Urban Sharing helps operators manage their micromobility fleets in cities across Norway, Canada, Spain, Italy, France and more. After working with more than 50 cities globally, Nutley says it is time for an overhaul of the tender process.
Zag Daily: You’ve worked in shared mobility since 2016. How have you seen the tender process evolve over time?
TN: “The real issue with the tender process is that it isn’t evolving. The operator, city and users make up the trifecta of shared mobility. The operator provides the service, the city regulates it and the users use and benefit from it.
“The tender process is a multistep process meant to balance the interests of these three groups, but the requirements being demanded today have barely changed in almost a decade. Since cities often lack the information on what solutions are available across hardware, software and ancillary third party services, they are copying and pasting the same requirements from past tenders or tenders from large tier one systems that aren’t applicable to smaller cities.”
Zag Daily: What is wrong with the tenders requirements specifically?
TN: “The way that permits and tenders are written is meant to get the best out of the system, but no one’s actually thinking about delivering that and operating the system that’s been requested. Looking at the tender process, there are three elements that are broken: requirements for KPIs, integrating cutting-edge tech, and revenue share requirements.
“The KPIs set do not suit the operator or the end user in their carrot or stick methodology. For example, instead of analysing the traffic patterns and usage needs, the required KPIs may dictate that there must be a bike available at every station. In reality, certain stations will experience higher usage than others, so it doesn’t make sense to expect the less frequently used stations to be serviced with the same frequency. Doing so imposes unnecessary burdens on operators.
“Cities will see cutting edge technology and demand its integration in all of their vehicles, but these features are expensive. If you want AI vision tech on every scooter, that means that the operator must charge more money to cover that integration cost which in turn means that the ridership price is going to go up, which means usage is going to go down.
“With revenue share requirements, operators are being asked to make shared mobility work without being subsidised, but now, they also want a percentage of the revenue. It’s creating a requirement that’s ultimately driving operators out of business. You can’t have every piece of the pie.”
Zag Daily: What are the long term effects of these flaws in the tender process?
TN: “Amongst operators, it becomes a race to the bottom. Inevitably, an operator will agree to stick to these agreements when they really can’t. And to be honest, it’s a lot easier to ask for forgiveness than ask for permission.

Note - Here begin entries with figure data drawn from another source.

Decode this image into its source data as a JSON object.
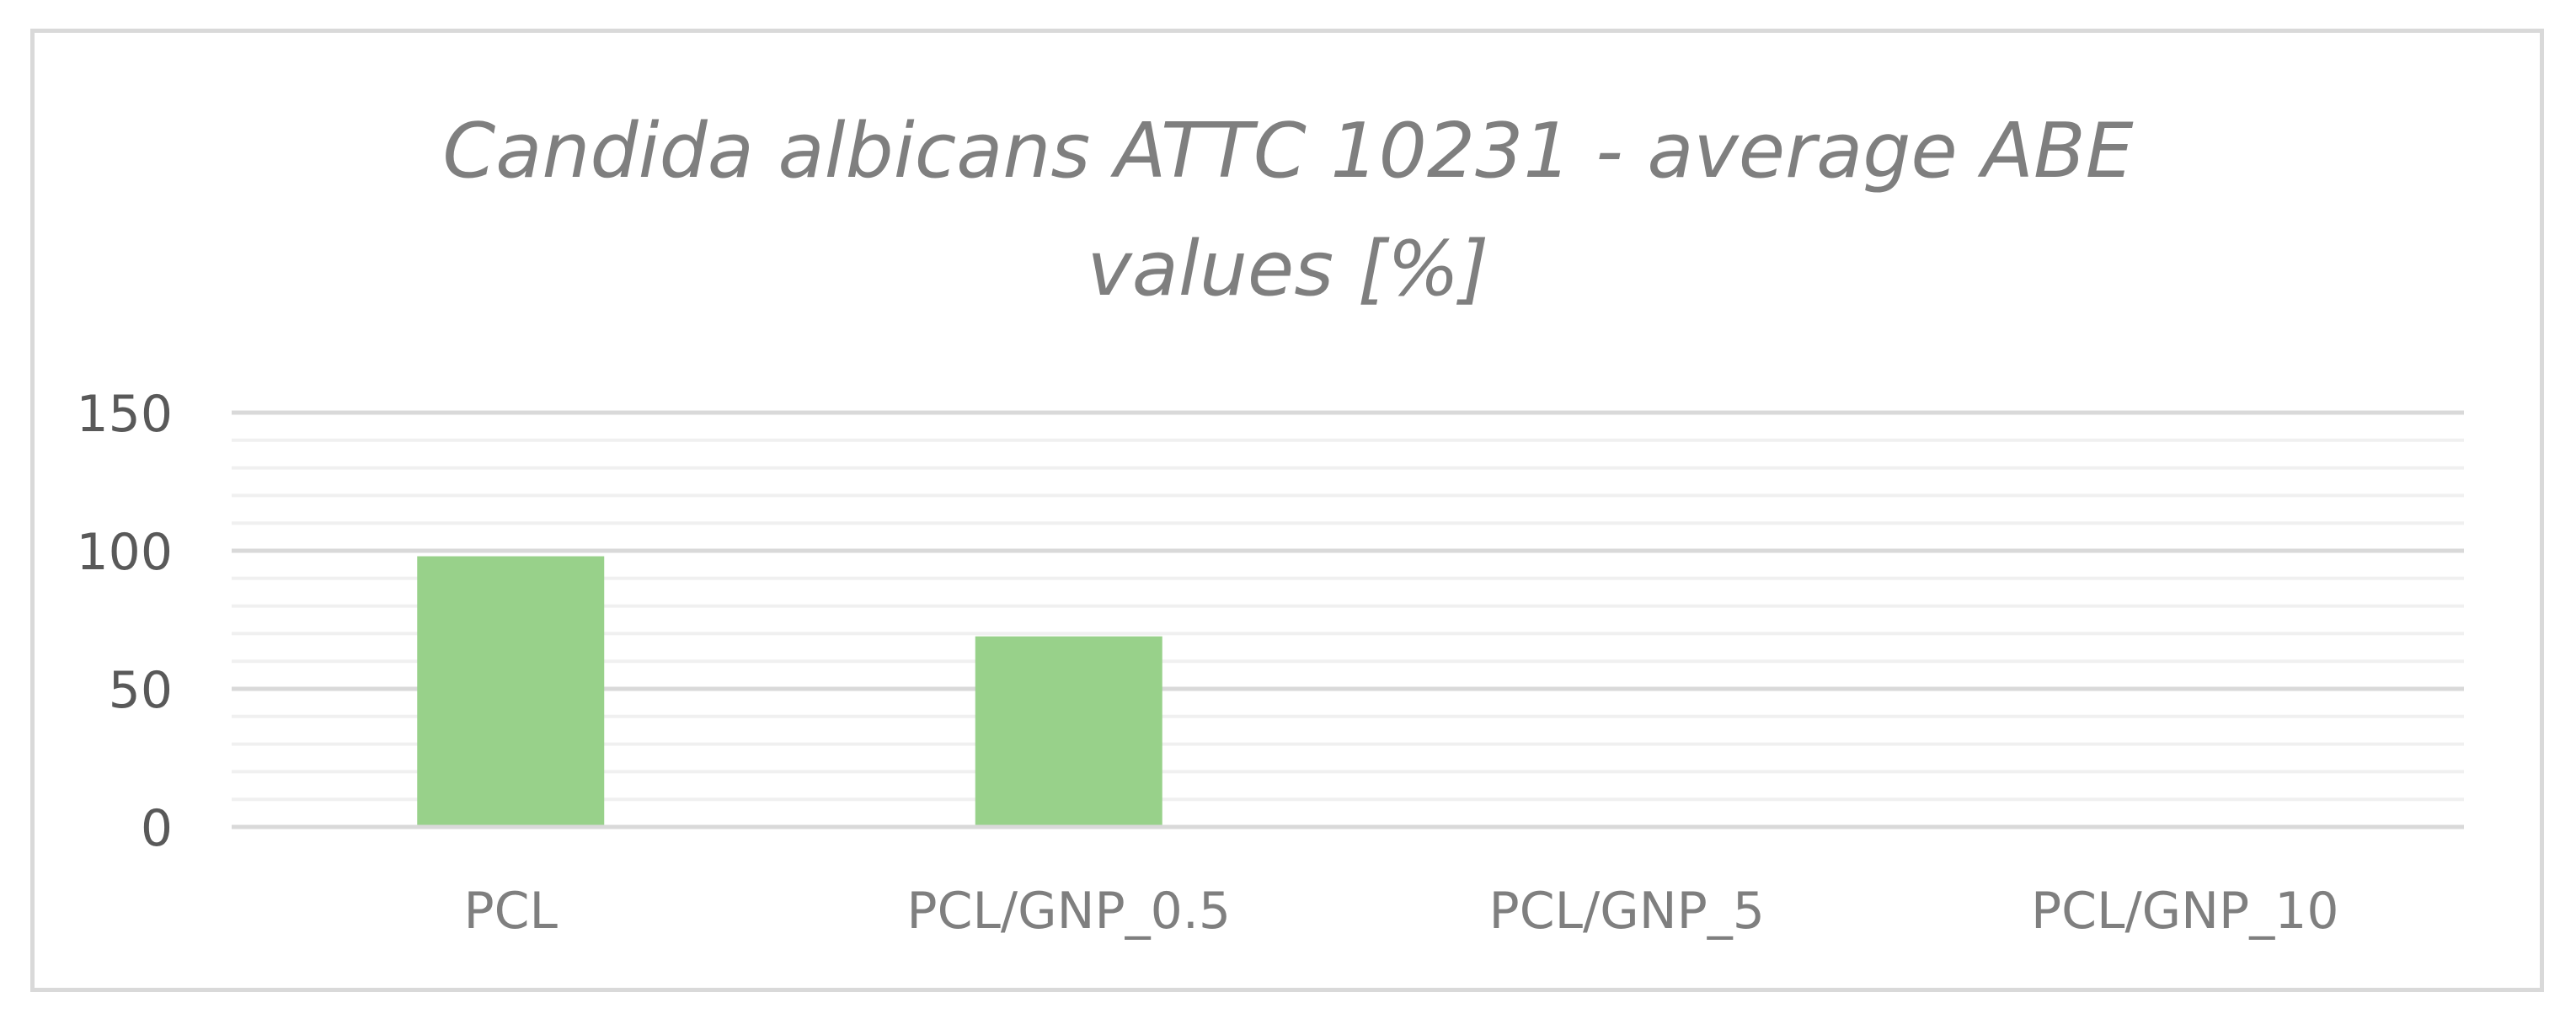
{
  "chart_data": {
    "type": "bar",
    "title_lines": [
      "Candida albicans ATTC 10231 - average ABE",
      "values [%]"
    ],
    "categories": [
      "PCL",
      "PCL/GNP_0.5",
      "PCL/GNP_5",
      "PCL/GNP_10"
    ],
    "values": [
      98,
      69,
      0,
      0
    ],
    "xlabel": "",
    "ylabel": "",
    "ylim": [
      0,
      150
    ],
    "yticks": [
      0,
      50,
      100,
      150
    ],
    "major_grid": true,
    "minor_grid": true,
    "legend": "none",
    "bar_color": "#98d18a",
    "major_grid_color": "#d9d9d9",
    "minor_grid_color": "#f0f0f0",
    "axis_color": "#d9d9d9"
  }
}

“Because micromobility is VC driven, everyone’s trying to win territory to create momentum, but they’re doing it at the cost of the system.”
Zag Daily: If tenders are no longer fit for purpose, what do you see as the solution to create a process that truly balances the needs of the trifecta?

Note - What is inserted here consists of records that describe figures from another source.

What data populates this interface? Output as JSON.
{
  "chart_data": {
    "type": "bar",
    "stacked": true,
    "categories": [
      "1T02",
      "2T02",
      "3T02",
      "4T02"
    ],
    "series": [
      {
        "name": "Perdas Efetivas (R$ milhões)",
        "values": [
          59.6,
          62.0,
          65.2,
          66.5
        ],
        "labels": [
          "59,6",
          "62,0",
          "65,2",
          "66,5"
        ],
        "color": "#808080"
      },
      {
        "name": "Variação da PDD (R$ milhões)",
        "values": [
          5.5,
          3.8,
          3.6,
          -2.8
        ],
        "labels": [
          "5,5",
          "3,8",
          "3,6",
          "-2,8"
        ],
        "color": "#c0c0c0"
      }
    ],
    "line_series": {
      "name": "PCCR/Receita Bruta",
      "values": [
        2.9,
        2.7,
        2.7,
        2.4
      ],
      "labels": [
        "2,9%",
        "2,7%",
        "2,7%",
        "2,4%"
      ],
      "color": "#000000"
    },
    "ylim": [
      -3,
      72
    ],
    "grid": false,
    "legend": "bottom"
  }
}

TN: “For shared micromobility to thrive in cities, the public sector must also innovate. At the moment, cities are stifling operators. Shared mobility isn’t treated as a viable public transport mode and they don’t usually understand the industry.
“The process needs a ‘Switzerland’, someone to sit between the operators who can educate on what solutions are available across hardware, software and ancillary third party services.

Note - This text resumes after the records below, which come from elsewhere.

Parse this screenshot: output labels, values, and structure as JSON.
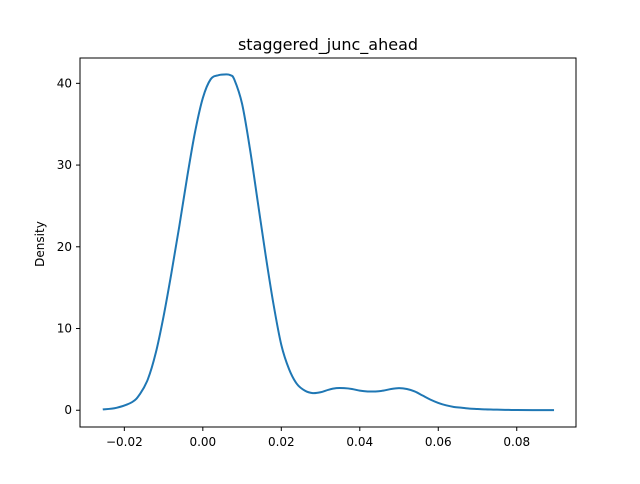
{
  "chart_data": {
    "type": "line",
    "title": "staggered_junc_ahead",
    "xlabel": "",
    "ylabel": "Density",
    "xlim": [
      -0.0313,
      0.0951
    ],
    "ylim": [
      -2.05,
      43.1
    ],
    "grid": false,
    "xticks": [
      {
        "value": -0.02,
        "label": "−0.02"
      },
      {
        "value": 0.0,
        "label": "0.00"
      },
      {
        "value": 0.02,
        "label": "0.02"
      },
      {
        "value": 0.04,
        "label": "0.04"
      },
      {
        "value": 0.06,
        "label": "0.06"
      },
      {
        "value": 0.08,
        "label": "0.08"
      }
    ],
    "yticks": [
      {
        "value": 0,
        "label": "0"
      },
      {
        "value": 10,
        "label": "10"
      },
      {
        "value": 20,
        "label": "20"
      },
      {
        "value": 30,
        "label": "30"
      },
      {
        "value": 40,
        "label": "40"
      }
    ],
    "color": "#1f77b4",
    "series": [
      {
        "x": [
          -0.0255,
          -0.022,
          -0.018,
          -0.016,
          -0.014,
          -0.012,
          -0.01,
          -0.008,
          -0.006,
          -0.004,
          -0.002,
          0.0,
          0.002,
          0.004,
          0.006,
          0.007,
          0.008,
          0.01,
          0.012,
          0.014,
          0.016,
          0.018,
          0.02,
          0.022,
          0.024,
          0.026,
          0.028,
          0.03,
          0.032,
          0.034,
          0.036,
          0.038,
          0.04,
          0.042,
          0.044,
          0.046,
          0.048,
          0.05,
          0.052,
          0.054,
          0.056,
          0.058,
          0.06,
          0.062,
          0.064,
          0.066,
          0.068,
          0.07,
          0.072,
          0.074,
          0.076,
          0.078,
          0.08,
          0.084,
          0.0895
        ],
        "y": [
          0.1,
          0.3,
          1.0,
          2.0,
          3.8,
          7.0,
          11.5,
          16.8,
          22.5,
          28.5,
          34.0,
          38.2,
          40.5,
          41.0,
          41.1,
          41.0,
          40.5,
          37.5,
          32.0,
          25.5,
          19.0,
          13.0,
          8.0,
          5.0,
          3.2,
          2.4,
          2.1,
          2.2,
          2.5,
          2.7,
          2.7,
          2.6,
          2.4,
          2.3,
          2.3,
          2.4,
          2.6,
          2.7,
          2.6,
          2.3,
          1.8,
          1.3,
          0.9,
          0.6,
          0.4,
          0.3,
          0.2,
          0.15,
          0.1,
          0.08,
          0.06,
          0.04,
          0.03,
          0.02,
          0.01
        ]
      }
    ]
  }
}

“A centralised unit could make recommendations from the industry to inform them of best practices and provide insight based on experience of what makes a system work both as part of the tender process of how to do it properly, what’s available in the market, what’s classified as cutting edge, what’s the minimum requirement, etc.”
“This would not only help refine the tender process but also ensure that operators can fulfil their commitments effectively, moving beyond just winning the tender to delivering on promises made.”